Last week, the Preservation Commission voted that the building at 240 Newbury St., which once had been home to the nonprofit Special Olympics Massachusetts, was not “historically significant,” nor was it “worthy of preservation,” said the assistant director of Planning and Human Services Susan Fletcher. This ruling paves the way for a demolition permit to be issued for the Queen Anne Revival home, she said.

The building may have been considered historic when the cottage sat on the grounds of the former Danvers State Hospital, Fletcher said. The former mental hospital’s grounds on Hathorne Hill have since been redeveloped into a large apartment and condominium complex. A senior living facility has been built on the lowlands. 

Many of the historic features of this 1888 building were removed when the property was renovated in 1989, Fletcher said. About two-thirds of the building is new. 

The building can be seen from the on-ramp to Route 1 south at the Route 62 (Maple Street) interchange.

“Inside, it’s all modern offices,” Fletcher said.

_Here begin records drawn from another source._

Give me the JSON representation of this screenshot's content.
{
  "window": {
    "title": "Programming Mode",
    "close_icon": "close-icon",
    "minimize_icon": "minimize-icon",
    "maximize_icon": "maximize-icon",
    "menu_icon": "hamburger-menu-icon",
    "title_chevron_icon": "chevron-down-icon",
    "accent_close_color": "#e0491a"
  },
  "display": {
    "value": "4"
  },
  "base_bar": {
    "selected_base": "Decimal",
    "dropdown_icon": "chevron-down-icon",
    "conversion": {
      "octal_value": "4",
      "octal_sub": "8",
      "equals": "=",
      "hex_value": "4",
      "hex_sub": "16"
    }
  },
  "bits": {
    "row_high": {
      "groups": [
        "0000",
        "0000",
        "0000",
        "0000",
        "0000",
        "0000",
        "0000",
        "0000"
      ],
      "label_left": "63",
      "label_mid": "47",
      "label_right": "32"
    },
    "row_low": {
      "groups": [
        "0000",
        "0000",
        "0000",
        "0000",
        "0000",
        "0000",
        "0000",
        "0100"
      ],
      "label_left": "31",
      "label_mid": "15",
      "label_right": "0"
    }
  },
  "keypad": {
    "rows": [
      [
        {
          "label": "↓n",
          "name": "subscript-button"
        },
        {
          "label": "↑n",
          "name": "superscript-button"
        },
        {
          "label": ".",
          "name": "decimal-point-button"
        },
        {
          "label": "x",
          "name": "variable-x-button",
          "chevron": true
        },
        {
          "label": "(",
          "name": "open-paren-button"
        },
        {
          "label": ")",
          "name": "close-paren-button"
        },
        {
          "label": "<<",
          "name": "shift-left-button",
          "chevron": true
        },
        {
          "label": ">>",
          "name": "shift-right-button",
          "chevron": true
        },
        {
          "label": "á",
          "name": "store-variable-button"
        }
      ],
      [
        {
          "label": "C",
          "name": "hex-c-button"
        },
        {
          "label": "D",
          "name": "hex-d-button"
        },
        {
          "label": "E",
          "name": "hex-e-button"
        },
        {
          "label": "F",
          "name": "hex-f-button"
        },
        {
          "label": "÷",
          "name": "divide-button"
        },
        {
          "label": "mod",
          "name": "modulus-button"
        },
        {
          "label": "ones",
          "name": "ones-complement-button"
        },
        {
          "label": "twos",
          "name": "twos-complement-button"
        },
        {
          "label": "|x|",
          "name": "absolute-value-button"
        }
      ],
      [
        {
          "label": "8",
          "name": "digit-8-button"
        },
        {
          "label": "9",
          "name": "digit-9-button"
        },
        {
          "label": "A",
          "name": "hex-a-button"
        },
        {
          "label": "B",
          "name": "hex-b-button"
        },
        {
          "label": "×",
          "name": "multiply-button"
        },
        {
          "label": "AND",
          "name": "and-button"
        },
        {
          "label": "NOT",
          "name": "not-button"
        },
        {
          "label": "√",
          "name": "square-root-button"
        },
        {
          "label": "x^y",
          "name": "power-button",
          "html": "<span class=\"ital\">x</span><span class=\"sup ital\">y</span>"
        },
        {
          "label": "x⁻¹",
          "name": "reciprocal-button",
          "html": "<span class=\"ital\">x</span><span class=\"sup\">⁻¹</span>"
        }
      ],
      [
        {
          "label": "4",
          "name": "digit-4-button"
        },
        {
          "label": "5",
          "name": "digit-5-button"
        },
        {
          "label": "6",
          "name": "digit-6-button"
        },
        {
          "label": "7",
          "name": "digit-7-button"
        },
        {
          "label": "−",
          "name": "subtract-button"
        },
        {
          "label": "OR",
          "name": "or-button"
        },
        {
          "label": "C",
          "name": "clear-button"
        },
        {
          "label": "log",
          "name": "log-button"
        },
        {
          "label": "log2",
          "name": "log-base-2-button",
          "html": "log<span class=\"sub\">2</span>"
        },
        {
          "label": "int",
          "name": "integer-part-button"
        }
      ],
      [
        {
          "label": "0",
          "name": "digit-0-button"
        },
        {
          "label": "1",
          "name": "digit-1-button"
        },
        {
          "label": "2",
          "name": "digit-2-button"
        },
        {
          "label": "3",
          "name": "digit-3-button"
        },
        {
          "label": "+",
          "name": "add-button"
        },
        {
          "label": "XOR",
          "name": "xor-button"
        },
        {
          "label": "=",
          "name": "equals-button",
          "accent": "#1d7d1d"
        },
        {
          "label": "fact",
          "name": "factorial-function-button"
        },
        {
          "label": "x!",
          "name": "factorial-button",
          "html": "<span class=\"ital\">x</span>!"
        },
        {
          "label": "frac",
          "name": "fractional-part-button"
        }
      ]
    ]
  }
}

Last Wednesday night, the Preservation Commission voted a six-month demolition delay for the 1665 Porter-Bradstreet homestead at 487 Locust St. because it is considered a First Period Colonial home. It also decided to impose a demolition delay on a decorative Queen Anne Revival where the Mackey Funeral Home is located at 22 Conant St. The Archdiocese recently purchased the home to demolish it to build a parking lot for St. Mary of the Annunciation Parish next door. Preservationists said those delays were motivated by a desire to preserve the streetscape leading to Danvers Square.

In April 2010, 240 Newbury St., which sits on a 1.435-acre parcel, was purchased by Boxford-based Ured LLC for $755,000. It’s assessed at $823,000, according to town records.

Richard Trask, the town archivist, said the building used to be known as Cottage No. 1 and served as employee housing for the state hospital complex. It was included in the inventory of buildings at the former state hospital when it was listed with the National Register of Historic Places in the mid-1980s, Trask said. The building was the best preserved of six cottages that once led up to the state hospital.

“It was built for a dwelling for one of the more important staff at the hospital,” Trask said. 

Trask said Special Olympics Massachusetts bought the property before the state sold off the rest of the hospital property. The organization added on to the building and installed vinyl siding on the exterior. In 2009, Special Olympics Massachusetts moved its headquarters from this building to a new, 25,000-square-foot office building and training center in Marlborough.

Trask said one interesting feature is a half silo that contains a stairway on the side of the building. This feature was mirrored in the modern addition. While it may make good office space, the building is no longer historically significant, Trask said.

A call to a representative of the building, Danvers attorney Nancy McCann, was not returned by deadline.